4. **Language preference** — R (default), Python, or Julia?

If the user already described the question in their message, extract these answers
from context before asking. Only ask about genuinely missing information.

---

## Phase 1: Navigate the decision tree

Load `${CLAUDE_PLUGIN_ROOT}/references/test-selection.md`.

For regression-family analyses, also consult
`${CLAUDE_PLUGIN_ROOT}/references/worked-examples.md` for annotated workflows
covering simple regression, hierarchical ΔR², curvilinear, categorical coding,
and interaction/simple-slopes patterns (R/Python/Julia).

Follow the tree to identify:
- The recommended **statistical family** (e.g., "linear mixed effects regression")
- The corresponding **reference file** to load next
- Any **method-specific questions** flagged by the tree

Tell the user the recommended family in one sentence and why (what features of their
design drove the choice). If two methods are plausible, name both and explain the
deciding factor, then ask the user which fits their intent.

---

## Phase 2: Load the method reference and ask method-specific questions

Load the reference file identified in Phase 1. Read the "Key decisions" section.
Ask only questions whose answers are needed to write the model formula. Examples:

- ANOVA: "What is the reference / baseline group?" "Are any factors within-subject?"
- Regression: "Which predictors are you most interested in testing?" "Should any
  continuous predictors be mean-centred or standardised?"
- Mixed effects: "What is the grouping variable for the random effect?" "Do you
  expect random slopes, or only a random intercept?"
- CCA: "Which variables form Set A (predictors) and Set B (outcomes)?"
- EFA: "Do you have a hypothesis about how many factors there are?"

---

## Phase 3: Confirm the model hierarchy

Load `${CLAUDE_PLUGIN_ROOT}/references/model-hierarchy.md` for the code patterns.

Present the proposed model sequence as a numbered list:

```
Level 0 (null):        outcome ~ 1
Level 1 (covariates):  outcome ~ age + site
Level 2 (main effects): outcome ~ age + site + group + score
Level 3 (interaction):  outcome ~ age + site + group * score
```

For each step, name the comparison test (F-test, likelihood ratio, Pillai's trace,
etc.) and what a significant result means in plain language.

Ask: "Does this sequence match what you want to test?
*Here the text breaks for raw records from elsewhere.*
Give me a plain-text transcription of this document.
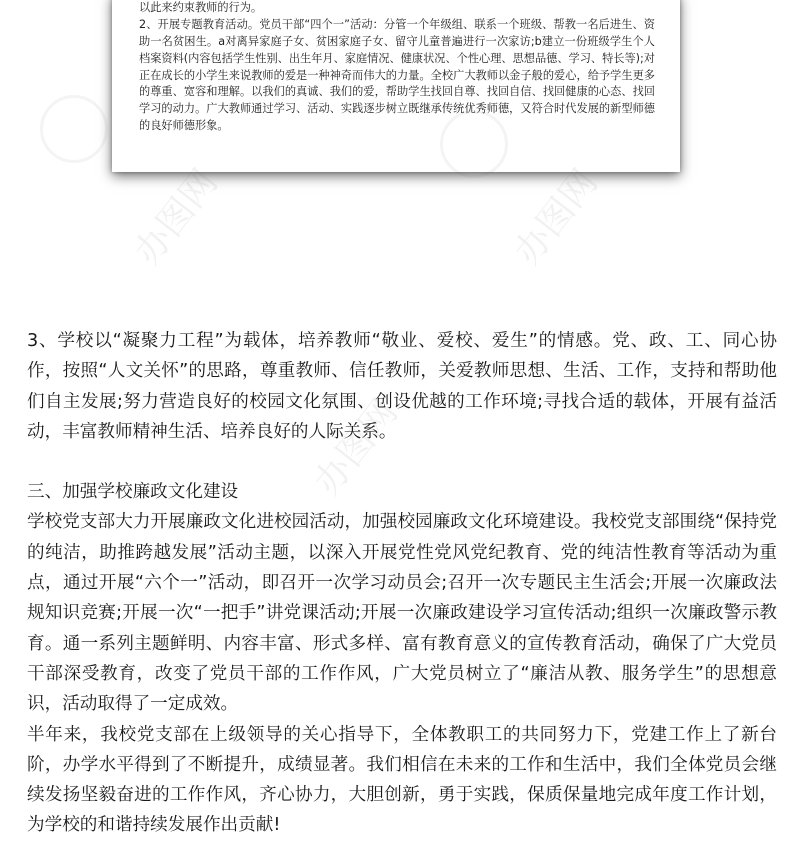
以此来约束教师的行为。

2、开展专题教育活动。党员干部“四个一”活动：分管一个年级组、联系一个班级、帮教一名后进生、资助一名贫困生。a对离异家庭子女、贫困家庭子女、留守儿童普遍进行一次家访;b建立一份班级学生个人档案资料(内容包括学生性别、出生年月、家庭情况、健康状况、个性心理、思想品德、学习、特长等);对正在成长的小学生来说教师的爱是一种神奇而伟大的力量。全校广大教师以金子般的爱心，给予学生更多的尊重、宽容和理解。以我们的真诚、我们的爱，帮助学生找回自尊、找回自信、找回健康的心态、找回学习的动力。广大教师通过学习、活动、实践逐步树立既继承传统优秀师德，又符合时代发展的新型师德的良好师德形象。

办图网	办图网
办图网

3、学校以“凝聚力工程”为载体，培养教师“敬业、爱校、爱生”的情感。党、政、工、同心协作，按照“人文关怀”的思路，尊重教师、信任教师，关爱教师思想、生活、工作，支持和帮助他们自主发展;努力营造良好的校园文化氛围、创设优越的工作环境;寻找合适的载体，开展有益活动，丰富教师精神生活、培养良好的人际关系。

三、加强学校廉政文化建设

学校党支部大力开展廉政文化进校园活动，加强校园廉政文化环境建设。我校党支部围绕“保持党的纯洁，助推跨越发展”活动主题，以深入开展党性党风党纪教育、党的纯洁性教育等活动为重点，通过开展“六个一”活动，即召开一次学习动员会;召开一次专题民主生活会;开展一次廉政法规知识竞赛;开展一次“一把手”讲党课活动;开展一次廉政建设学习宣传活动;组织一次廉政警示教育。通一系列主题鲜明、内容丰富、形式多样、富有教育意义的宣传教育活动，确保了广大党员干部深受教育，改变了党员干部的工作作风，广大党员树立了“廉洁从教、服务学生”的思想意识，活动取得了一定成效。

半年来，我校党支部在上级领导的关心指导下，全体教职工的共同努力下，党建工作上了新台阶，办学水平得到了不断提升，成绩显著。我们相信在未来的工作和生活中，我们全体党员会继续发扬坚毅奋进的工作作风，齐心协力，大胆创新，勇于实践，保质保量地完成年度工作计划，为学校的和谐持续发展作出贡献!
Any levels to add, remove,
or reorder?"

Incorporate corrections before Phase 4.

---

## Phase 4: Emit the model sequence as runnable code stubs

Generate a script skeleton in the user's chosen language. Use the code templates
from the method reference and `model-hierarchy.md`. The output should be:

- One model object per level, with the formula filled in from the confirmed hierarchy
- Comparison tests between adjacent levels (LRT, `anova()`, `car::Anova()`, etc.)
- Calls to the key diagnostic checks from `qc-metrics.md` for this method family
- Comments explaining what each level tests and what to look for in the output

The script is a starting point, not a finished analysis. The user should be able
to copy it, point it at their data, and run it immediately.

---

## Constraints

- **Never recommend a method without explaining why** — the user needs to understand
  the choice, not just receive a label.
- **Never skip the null model.** Every sequence starts at Level 0. Skipping it
  removes the ability to attribute explained variance to specific terms.
- **If the design is ambiguous, ask.** A wrong random-effects structure or a
  misidentified outcome type produces valid-looking but wrong results.
- **Flag assumption violations early.** If the user's description implies likely
  violations (e.g., heavily skewed outcome → mention GLM alternatives; small N
  with many predictors → mention regularisation or dimensionality reduction first),
  name the concern before committing to a model.
- **Point toward a separate skill for complex methods.** SEM with latent paths,
  Bayesian modelling, and machine learning pipelines are out of scope here. Name
  them and say "consider a dedicated skill or workflow for this."